Because the Corsair has floor runners rather than a solid floor, Eldridge had to jump up on the seat to stand up. From there, the book says to dive out of the cockpit toward the trailing edge of the wing. But when Eldridge tried to jump, his left foot got stuck on something, and he couldn't move. By then, smoke had filled the cockpit, and he knew there were 150 gallons of very inflammable fuel sitting right in front of the cockpit bulkhead. "I remember pushing down on the side rails of the cockpit with everything I had," he says, "and I couldn't get out. Then, finally, I broke loose and just flopped over the side. The plane was still going over 220 mph, and the air pulled me out."

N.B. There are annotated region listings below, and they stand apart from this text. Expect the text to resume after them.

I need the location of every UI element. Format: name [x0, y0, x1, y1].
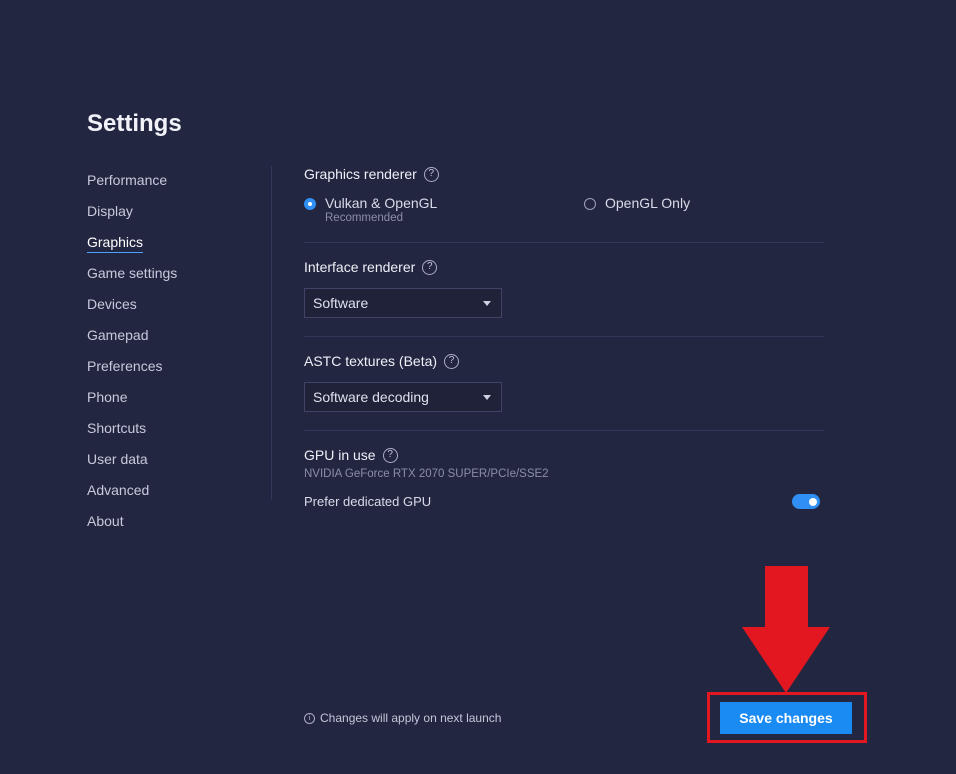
sidebar-item-label: Display — [87, 203, 133, 219]
radio-opengl-only[interactable]: OpenGL Only — [584, 195, 690, 211]
sidebar-item-preferences[interactable]: Preferences — [87, 357, 257, 388]
help-icon[interactable]: ? — [422, 259, 438, 275]
sidebar-item-about[interactable]: About — [87, 512, 257, 543]
settings-sidebar: Performance Display Graphics Game settin… — [87, 171, 257, 543]
chevron-down-icon — [483, 301, 491, 306]
gpu-name: NVIDIA GeForce RTX 2070 SUPER/PCIe/SSE2 — [304, 468, 549, 480]
radio-unselected-icon — [584, 198, 596, 210]
sidebar-divider — [271, 166, 272, 500]
sidebar-item-label: Devices — [87, 296, 137, 312]
sidebar-item-label: User data — [87, 451, 148, 467]
section-divider — [304, 430, 824, 431]
section-divider — [304, 242, 824, 243]
interface-renderer-label: Interface renderer — [304, 259, 416, 275]
sidebar-item-label: Preferences — [87, 358, 163, 374]
radio-selected-icon — [304, 198, 316, 210]
sidebar-item-advanced[interactable]: Advanced — [87, 481, 257, 512]
help-icon[interactable]: ? — [423, 166, 439, 182]
graphics-renderer-label: Graphics renderer — [304, 166, 417, 182]
save-changes-button[interactable]: Save changes — [720, 702, 852, 734]
sidebar-item-label: Phone — [87, 389, 128, 405]
down-arrow-annotation — [742, 566, 830, 693]
astc-textures-label: ASTC textures (Beta) — [304, 353, 438, 369]
footer-note-text: Changes will apply on next launch — [320, 711, 502, 725]
radio-option-label: OpenGL Only — [605, 195, 691, 211]
graphics-renderer-heading: Graphics renderer ? — [304, 166, 439, 182]
page-title: Settings — [87, 110, 182, 137]
select-value: Software decoding — [313, 389, 429, 405]
sidebar-item-label: Advanced — [87, 482, 150, 498]
help-icon[interactable]: ? — [382, 447, 398, 463]
toggle-knob — [809, 497, 817, 506]
sidebar-item-performance[interactable]: Performance — [87, 171, 257, 202]
interface-renderer-heading: Interface renderer ? — [304, 259, 438, 275]
sidebar-item-label: Performance — [87, 172, 168, 188]
section-divider — [304, 336, 824, 337]
sidebar-item-gamepad[interactable]: Gamepad — [87, 326, 257, 357]
sidebar-item-label: Graphics — [87, 233, 144, 253]
sidebar-item-display[interactable]: Display — [87, 202, 257, 233]
radio-option-label: Vulkan & OpenGL — [325, 195, 438, 211]
sidebar-item-user-data[interactable]: User data — [87, 450, 257, 481]
sidebar-item-label: About — [87, 513, 124, 529]
astc-textures-select[interactable]: Software decoding — [304, 382, 502, 412]
sidebar-item-devices[interactable]: Devices — [87, 295, 257, 326]
sidebar-item-phone[interactable]: Phone — [87, 388, 257, 419]
sidebar-item-graphics[interactable]: Graphics — [87, 233, 257, 264]
radio-option-sublabel: Recommended — [325, 212, 403, 224]
radio-vulkan-opengl[interactable]: Vulkan & OpenGL Recommended — [304, 195, 437, 224]
sidebar-item-label: Game settings — [87, 265, 178, 281]
chevron-down-icon — [483, 395, 491, 400]
astc-textures-heading: ASTC textures (Beta) ? — [304, 353, 460, 369]
sidebar-item-label: Gamepad — [87, 327, 149, 343]
sidebar-item-label: Shortcuts — [87, 420, 147, 436]
sidebar-item-game-settings[interactable]: Game settings — [87, 264, 257, 295]
gpu-label: GPU in use — [304, 447, 376, 463]
footer-note: i Changes will apply on next launch — [304, 711, 501, 725]
select-value: Software — [313, 295, 369, 311]
prefer-dedicated-gpu-label: Prefer dedicated GPU — [304, 494, 432, 509]
sidebar-item-shortcuts[interactable]: Shortcuts — [87, 419, 257, 450]
interface-renderer-select[interactable]: Software — [304, 288, 502, 318]
help-icon[interactable]: ? — [444, 353, 460, 369]
info-icon: i — [304, 712, 315, 724]
gpu-heading: GPU in use ? — [304, 447, 398, 463]
prefer-dedicated-gpu-toggle[interactable] — [792, 494, 820, 509]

The trouble Eldridge had getting out of the cockpit probably caused his first injury, a double compound fracture of his lower left leg. It also led to a more serious problem. Because Eldridge was unable to dive away from the airplane, his head and arm hit the horizontal stabilizer as he departed the racer. Despite wearing a helmet, the impact broke his neck and his arm. Although the kind of neck injury he sustained often is fatal, Eldridge suffered no permanent damage and is expected to recover fully. He also was fortunate in that he was using a sturdy military parachute; at those speeds, a lighter sport parachute would have ripped apart. As it was, two panels in his parachute were completely blown out, stress holes appeared in more than 50 percent of the rest of the material, and the band holding the bottom of the canopy together was torn two thirds of the way through.

Eldridge had planned to take a parachuting course this summer so he would be better prepared for an emergency bailout. In retrospect, he says the course would not have helped that much. "It might help take some of the strangeness of it away," he explains, "but what I would have learned would have been pulling the D-ring and landing, and I didn't have a problem with that. The biggest problem I had was getting out of the airplane."

What might have helped, he says, would have been to spend more time on the ground thinking about and practicing bailout procedures. "When I went through my emergency procedures, I'd think about how I'd handle an engine failure or a dead-stick landing," he says, "but I never thought I was really going to bail out."

After his experience in Phoenix, Eldridge says that all pilots who wear a parachute need to make the actual bailout procedures a definite and regular part of their emergency procedures thinking. "Anyone doing that kind of flying should also try sitting in the cockpit and going through bailout procedures step by step on the ground," he says. "They might find that getting out of the airplane is a lot harder than they ever would have thought. But if they're familiar with how to do it, they will react better."

Eldridge knows he is lucky. But his experience has not dampened his enthusiasm for flying warbirds or racing. "You know you're taking on some risk, but I'm pretty competitive, and racing's addictive," he says. When asked if he still plans to take a jump class this summer, there is no hesitation in his answer. "Nope," he replies with a wry smile. "Been there, done that."